Tuhan: “Ah, hukum irama… Hukum irama adalah kenyataan yang tidak bisa dipungkiri di semesta ini. Walaupun sayangnya, masih tak terhitung juga dari kalian yang berusaha menyangkalnya. Hukum irama adalah hukum pasti bahwa semua pasti berputar karena ada iramanya. Kadang di atas, kadang di bawah. Tanpa mengakui adanya hukum irama, kecenderungan kalian jadinya ingin selalu menggenggam erat apa yang ada di tangan. Megangin sampai capek masa muda, kecantikan, kekayaan, pasangan, ketenaran… semua digenggam kepal sampai ribet sendiri akhirnya.”

Saya: “Ribet?”

Tuhan: “Kamu ngertilah maksud saya dengan ribet. Ribet bolak-balik sedot lemak atau operasi plastik demi tetap sekencang balon yang siap meletus. Ribet sewa brankas terbesar yang ada di dunia. Ribet cek pasangan bolak-balik lagi ngapain saat kita ga ada. Ribet ga mau kalah saat ada yang (diasumsikan) lebih tenar. Semua juga dibuat ribet. Yang tidak kalian sadari hukum irama kebal akan itu semua. Jadi jika saatnya memang sudah tiba, masa tua tetap datang, materi bisa tiba-tiba hilang, pasangan atau orang-orang yang ada dalam hidup kalian bisa pergi karena waktu bersamanya sudah kadaluarsa, saat itu semua terjadi karena memang sudah iramanya manusia ribet depresi atau beragam gangguan psikologis lainnya.”

Saya: “Hidup indah yang simpel dibuat menjadi ribet oleh manusianya sendiri.”

Tuhan: “Demikianlah yang terjadi…” (tersenyum)

Saya: “Mengapa manusia senang membuat drama mengulang kesalahan yang sama kalau begitu? Padahal sudah tahu hanya akan buat ribet lagi seperti yang sudah-sudah sebelumnya.”

Tuhan: “Jangan tanyakan pada saya… Tanyalah pada diri kalian manusia. Saya menciptakan kalian dengan satu organ tubuh yang hanya dimiliki oleh manusia dan itu membedakannya dengan makhluk hidup lain. Organ tubuh tersebut adalah otak besar… Cerebrum. Otak besar membuat manusia mempunyai kemampuan untuk berpikir, menganalisa, berlogika, berbahasa, merencanakan dan juga kemampuan akan visual, kesadaran dan memori. Apakah keberadaan organ tersebut sudah kalian gunakan, tidak hanya secara maksimal, namun juga secara bijak?”

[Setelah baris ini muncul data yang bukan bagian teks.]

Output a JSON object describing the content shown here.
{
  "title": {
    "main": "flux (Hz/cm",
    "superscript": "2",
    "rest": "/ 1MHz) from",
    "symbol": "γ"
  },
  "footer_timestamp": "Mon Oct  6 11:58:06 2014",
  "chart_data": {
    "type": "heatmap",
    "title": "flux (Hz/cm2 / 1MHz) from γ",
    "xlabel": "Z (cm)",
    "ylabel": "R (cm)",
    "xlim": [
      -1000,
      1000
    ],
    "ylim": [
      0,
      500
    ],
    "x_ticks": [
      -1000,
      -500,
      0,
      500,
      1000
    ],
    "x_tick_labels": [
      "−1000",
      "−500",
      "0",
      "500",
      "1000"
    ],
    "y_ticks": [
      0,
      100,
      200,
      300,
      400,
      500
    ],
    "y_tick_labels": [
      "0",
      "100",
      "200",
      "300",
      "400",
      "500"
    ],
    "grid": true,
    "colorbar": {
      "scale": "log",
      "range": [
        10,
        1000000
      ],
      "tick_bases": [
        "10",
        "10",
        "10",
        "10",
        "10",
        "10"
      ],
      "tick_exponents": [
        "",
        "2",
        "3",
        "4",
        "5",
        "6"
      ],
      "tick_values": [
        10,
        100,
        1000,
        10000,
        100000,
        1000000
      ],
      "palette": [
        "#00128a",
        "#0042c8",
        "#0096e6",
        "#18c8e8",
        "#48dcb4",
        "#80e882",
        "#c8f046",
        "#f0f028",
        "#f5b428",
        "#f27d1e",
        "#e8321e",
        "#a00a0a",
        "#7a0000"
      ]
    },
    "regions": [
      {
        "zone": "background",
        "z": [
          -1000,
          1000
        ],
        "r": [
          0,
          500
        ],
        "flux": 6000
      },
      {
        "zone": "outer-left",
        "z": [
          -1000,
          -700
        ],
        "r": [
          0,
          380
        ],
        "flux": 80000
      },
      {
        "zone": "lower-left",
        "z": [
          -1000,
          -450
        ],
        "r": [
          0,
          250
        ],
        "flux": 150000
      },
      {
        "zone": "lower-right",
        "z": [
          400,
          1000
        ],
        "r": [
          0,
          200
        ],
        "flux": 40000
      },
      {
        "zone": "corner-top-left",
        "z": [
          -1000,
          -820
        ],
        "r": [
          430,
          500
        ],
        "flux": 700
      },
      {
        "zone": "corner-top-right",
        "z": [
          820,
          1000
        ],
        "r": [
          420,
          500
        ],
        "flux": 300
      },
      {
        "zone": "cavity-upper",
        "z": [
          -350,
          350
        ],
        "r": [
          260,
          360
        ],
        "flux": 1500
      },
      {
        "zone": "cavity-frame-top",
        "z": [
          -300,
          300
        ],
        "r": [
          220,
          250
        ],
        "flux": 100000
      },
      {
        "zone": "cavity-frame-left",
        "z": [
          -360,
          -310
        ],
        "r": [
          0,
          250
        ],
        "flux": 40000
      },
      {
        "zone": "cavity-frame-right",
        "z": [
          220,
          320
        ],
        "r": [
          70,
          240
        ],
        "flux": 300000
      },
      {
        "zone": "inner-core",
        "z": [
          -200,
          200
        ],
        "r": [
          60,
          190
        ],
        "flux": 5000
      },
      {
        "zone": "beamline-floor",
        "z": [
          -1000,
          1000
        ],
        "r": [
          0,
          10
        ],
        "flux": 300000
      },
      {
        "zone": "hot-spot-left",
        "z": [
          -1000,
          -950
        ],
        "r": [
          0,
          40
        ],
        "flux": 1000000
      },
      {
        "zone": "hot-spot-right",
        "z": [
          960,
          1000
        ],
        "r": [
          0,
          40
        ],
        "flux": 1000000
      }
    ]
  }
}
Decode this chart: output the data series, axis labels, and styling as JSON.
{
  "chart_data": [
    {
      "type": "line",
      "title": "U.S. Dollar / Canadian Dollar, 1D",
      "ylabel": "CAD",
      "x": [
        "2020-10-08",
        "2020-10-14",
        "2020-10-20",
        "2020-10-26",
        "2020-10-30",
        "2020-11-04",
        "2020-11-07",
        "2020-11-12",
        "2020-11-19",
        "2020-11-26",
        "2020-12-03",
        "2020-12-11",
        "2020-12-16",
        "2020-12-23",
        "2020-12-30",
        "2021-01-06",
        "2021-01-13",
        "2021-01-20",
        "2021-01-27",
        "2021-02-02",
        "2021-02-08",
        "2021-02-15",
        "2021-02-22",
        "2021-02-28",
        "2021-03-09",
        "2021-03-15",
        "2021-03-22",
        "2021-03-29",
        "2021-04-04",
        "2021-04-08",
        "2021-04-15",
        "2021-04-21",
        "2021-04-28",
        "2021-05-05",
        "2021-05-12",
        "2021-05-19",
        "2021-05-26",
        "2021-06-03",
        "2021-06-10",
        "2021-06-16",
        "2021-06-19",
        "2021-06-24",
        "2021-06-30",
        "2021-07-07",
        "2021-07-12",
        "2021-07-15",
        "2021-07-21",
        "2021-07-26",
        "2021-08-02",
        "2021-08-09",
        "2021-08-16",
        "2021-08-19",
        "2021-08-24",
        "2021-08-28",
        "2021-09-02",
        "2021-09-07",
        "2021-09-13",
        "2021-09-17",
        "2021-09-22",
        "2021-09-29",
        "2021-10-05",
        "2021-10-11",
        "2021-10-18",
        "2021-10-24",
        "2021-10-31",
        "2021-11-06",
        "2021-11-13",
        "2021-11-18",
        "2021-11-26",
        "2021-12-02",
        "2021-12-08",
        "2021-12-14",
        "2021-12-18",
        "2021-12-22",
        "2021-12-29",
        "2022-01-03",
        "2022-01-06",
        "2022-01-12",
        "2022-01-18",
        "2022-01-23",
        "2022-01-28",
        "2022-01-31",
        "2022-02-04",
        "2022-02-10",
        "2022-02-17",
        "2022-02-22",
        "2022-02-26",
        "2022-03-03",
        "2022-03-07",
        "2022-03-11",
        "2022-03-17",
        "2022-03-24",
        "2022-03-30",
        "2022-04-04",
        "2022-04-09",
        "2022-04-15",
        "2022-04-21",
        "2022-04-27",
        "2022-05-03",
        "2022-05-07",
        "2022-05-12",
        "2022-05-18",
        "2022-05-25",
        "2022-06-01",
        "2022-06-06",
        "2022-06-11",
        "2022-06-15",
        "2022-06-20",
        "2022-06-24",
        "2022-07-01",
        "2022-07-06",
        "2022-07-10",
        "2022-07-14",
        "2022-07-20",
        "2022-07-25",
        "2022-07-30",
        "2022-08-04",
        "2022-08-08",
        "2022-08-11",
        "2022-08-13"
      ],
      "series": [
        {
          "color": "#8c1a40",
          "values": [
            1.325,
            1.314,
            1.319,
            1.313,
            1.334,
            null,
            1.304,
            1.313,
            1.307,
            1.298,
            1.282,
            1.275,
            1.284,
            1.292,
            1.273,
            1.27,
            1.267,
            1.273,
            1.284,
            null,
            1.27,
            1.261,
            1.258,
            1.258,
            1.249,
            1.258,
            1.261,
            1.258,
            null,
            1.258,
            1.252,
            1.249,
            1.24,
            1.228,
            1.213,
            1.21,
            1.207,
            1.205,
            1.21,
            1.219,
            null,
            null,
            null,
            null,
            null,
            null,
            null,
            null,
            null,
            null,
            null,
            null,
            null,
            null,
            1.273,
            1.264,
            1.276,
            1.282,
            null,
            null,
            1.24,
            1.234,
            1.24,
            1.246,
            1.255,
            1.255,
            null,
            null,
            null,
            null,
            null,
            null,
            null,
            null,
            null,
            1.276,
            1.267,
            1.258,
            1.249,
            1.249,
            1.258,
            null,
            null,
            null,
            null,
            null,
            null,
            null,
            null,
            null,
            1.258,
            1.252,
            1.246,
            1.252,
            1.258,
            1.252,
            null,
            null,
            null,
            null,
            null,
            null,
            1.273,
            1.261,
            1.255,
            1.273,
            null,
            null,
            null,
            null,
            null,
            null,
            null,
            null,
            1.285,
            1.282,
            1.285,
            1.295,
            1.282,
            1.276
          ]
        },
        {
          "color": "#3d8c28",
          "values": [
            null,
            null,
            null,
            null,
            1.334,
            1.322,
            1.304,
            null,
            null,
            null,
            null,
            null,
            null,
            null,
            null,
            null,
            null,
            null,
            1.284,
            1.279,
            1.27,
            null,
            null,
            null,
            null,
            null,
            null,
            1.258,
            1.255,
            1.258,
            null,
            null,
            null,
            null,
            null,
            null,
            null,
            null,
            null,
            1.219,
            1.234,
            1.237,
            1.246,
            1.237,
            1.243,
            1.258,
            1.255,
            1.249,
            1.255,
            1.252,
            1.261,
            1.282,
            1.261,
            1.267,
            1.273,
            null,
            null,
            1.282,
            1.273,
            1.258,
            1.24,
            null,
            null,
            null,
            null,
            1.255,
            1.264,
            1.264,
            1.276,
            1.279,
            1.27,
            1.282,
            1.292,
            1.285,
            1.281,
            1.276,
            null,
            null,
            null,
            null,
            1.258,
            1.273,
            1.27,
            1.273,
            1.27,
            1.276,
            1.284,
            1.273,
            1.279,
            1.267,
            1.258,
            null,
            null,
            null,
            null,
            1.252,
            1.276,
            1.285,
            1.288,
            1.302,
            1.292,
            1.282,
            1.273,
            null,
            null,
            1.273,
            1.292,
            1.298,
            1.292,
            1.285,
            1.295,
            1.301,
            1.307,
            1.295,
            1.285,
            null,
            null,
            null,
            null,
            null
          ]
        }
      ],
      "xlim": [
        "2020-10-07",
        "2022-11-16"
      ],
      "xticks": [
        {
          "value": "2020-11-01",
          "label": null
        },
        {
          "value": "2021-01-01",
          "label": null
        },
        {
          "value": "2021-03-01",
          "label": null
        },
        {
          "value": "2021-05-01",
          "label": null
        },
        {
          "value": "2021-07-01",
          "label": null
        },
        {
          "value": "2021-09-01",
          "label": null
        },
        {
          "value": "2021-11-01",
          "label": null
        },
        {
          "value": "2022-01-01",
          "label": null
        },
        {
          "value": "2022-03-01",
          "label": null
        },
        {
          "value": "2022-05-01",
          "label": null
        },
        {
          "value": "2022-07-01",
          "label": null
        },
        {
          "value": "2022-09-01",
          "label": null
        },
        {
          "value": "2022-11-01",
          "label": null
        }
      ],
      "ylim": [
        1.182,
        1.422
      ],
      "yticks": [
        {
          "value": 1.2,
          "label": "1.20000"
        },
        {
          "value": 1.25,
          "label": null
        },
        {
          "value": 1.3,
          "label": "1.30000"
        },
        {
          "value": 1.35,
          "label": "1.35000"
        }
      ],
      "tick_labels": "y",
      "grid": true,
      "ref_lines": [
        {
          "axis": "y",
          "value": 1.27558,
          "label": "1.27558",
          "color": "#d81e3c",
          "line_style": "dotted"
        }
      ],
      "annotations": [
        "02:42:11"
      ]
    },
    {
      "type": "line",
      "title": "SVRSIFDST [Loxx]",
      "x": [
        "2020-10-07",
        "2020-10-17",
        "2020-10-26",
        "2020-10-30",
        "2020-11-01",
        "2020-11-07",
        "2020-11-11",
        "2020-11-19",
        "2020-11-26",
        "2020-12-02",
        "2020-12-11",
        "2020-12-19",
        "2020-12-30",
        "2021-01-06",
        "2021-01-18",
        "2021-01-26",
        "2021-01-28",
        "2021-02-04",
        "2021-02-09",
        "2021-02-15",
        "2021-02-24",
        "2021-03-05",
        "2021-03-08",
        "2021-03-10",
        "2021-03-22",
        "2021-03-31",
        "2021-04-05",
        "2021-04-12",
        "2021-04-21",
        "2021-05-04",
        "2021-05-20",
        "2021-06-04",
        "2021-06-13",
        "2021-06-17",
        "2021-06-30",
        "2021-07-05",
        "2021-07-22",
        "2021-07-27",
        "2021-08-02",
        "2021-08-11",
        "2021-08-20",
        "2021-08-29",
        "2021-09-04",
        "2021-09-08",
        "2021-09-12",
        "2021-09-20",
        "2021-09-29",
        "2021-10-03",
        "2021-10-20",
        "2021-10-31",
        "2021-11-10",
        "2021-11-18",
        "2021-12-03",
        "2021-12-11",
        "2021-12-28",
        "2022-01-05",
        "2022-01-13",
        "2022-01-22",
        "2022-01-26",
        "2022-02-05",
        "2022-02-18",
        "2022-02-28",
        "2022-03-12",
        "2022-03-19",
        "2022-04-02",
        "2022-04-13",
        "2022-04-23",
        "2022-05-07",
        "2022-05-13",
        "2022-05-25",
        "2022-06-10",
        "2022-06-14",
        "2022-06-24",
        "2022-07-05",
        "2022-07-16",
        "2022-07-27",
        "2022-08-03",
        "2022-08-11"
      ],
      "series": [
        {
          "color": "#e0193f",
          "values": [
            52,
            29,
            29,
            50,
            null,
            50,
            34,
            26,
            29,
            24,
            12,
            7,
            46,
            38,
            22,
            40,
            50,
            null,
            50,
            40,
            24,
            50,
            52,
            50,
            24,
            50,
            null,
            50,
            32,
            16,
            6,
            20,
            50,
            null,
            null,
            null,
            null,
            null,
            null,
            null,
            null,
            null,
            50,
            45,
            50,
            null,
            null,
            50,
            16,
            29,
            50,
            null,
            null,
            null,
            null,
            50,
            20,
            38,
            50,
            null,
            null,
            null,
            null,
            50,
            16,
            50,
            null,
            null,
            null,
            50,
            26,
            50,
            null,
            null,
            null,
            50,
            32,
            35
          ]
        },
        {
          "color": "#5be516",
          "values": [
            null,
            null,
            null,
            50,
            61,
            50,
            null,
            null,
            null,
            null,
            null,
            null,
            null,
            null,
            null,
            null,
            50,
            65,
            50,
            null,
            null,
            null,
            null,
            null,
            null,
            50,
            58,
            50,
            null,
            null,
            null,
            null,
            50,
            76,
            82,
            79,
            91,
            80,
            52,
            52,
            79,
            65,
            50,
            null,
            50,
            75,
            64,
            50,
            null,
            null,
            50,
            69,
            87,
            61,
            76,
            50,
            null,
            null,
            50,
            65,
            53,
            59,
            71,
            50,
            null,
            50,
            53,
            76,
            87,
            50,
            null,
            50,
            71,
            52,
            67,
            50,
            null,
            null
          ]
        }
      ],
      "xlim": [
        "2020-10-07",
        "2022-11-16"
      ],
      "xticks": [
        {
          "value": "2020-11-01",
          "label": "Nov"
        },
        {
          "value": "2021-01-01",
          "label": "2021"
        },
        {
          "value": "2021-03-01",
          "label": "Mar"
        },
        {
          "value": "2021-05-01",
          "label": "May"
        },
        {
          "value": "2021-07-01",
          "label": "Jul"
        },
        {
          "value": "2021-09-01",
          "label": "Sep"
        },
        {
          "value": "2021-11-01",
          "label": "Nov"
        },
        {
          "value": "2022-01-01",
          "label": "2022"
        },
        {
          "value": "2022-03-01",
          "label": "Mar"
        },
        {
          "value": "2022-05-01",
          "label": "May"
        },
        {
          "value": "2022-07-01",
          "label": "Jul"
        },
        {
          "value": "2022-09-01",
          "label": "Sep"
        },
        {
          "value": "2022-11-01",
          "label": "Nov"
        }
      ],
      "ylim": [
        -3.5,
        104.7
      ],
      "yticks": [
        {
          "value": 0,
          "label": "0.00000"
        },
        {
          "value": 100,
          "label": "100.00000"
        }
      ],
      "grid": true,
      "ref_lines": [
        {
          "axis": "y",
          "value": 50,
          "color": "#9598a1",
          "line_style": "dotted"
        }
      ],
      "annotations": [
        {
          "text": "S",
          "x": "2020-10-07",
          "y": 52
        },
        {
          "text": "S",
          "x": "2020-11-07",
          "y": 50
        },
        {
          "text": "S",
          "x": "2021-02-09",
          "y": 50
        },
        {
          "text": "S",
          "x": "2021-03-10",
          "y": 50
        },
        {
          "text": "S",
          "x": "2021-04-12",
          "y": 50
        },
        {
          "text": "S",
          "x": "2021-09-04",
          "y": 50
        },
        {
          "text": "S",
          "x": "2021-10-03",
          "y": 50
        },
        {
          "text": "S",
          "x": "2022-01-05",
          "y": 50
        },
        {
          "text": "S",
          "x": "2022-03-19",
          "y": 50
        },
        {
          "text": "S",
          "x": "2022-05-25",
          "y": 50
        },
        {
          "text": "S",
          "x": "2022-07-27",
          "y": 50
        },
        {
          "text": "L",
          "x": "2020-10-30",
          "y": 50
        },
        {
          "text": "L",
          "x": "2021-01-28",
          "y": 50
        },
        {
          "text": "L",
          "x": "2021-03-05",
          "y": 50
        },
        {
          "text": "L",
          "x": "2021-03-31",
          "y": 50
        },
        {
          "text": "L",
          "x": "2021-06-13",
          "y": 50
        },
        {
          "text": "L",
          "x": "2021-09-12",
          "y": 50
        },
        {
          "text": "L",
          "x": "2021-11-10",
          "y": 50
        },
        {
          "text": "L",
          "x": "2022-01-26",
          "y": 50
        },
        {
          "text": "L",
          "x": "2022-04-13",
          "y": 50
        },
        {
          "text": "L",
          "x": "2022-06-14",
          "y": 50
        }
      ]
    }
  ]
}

Saya: “Bijak seperti apa?”

Tuhan: “Bijak untuk menyeimbangkannya dengan kasih, keberanian, rasa dan empati. Banyak orang ber-IQ sangat sangat cerdas di dunia ini. Tapi apakah mereka bisa menggunakan bagian cerebrum yang terkait dengan kesadaran untuk berempati menyadari bahwa dirinya & diri manusia lain saling terhubung satu dengan yang lain sehingga penindasan sungguh suatu hal yang tidak perlu dilakukan, jika kalian pun tak ingin hal tersebut dilakukan juga pada diri kalian. Apakah bagian cerebrum untuk menganalisa dan perencanaan telah dipakai secara bijak untuk menelaah masalah-masalah yang ada dalam hidup kalian lalu merencanakan juga dengan bijak bagaimana supaya masalah sama tidak lagi terulang. Bijak kah kalian menggunakan organ tubuh yang hanya ada pada diri kalian manusia untuk membantu kalian menjadi satu-satunya makhluk hidup yang berakal? Dalam bahasa Arab ada ungkapan yang sangat terkenal, ‘al insaanu hayawaan naatiq’… Manusia adalah hewan (makhluk hidup) yang berakal.”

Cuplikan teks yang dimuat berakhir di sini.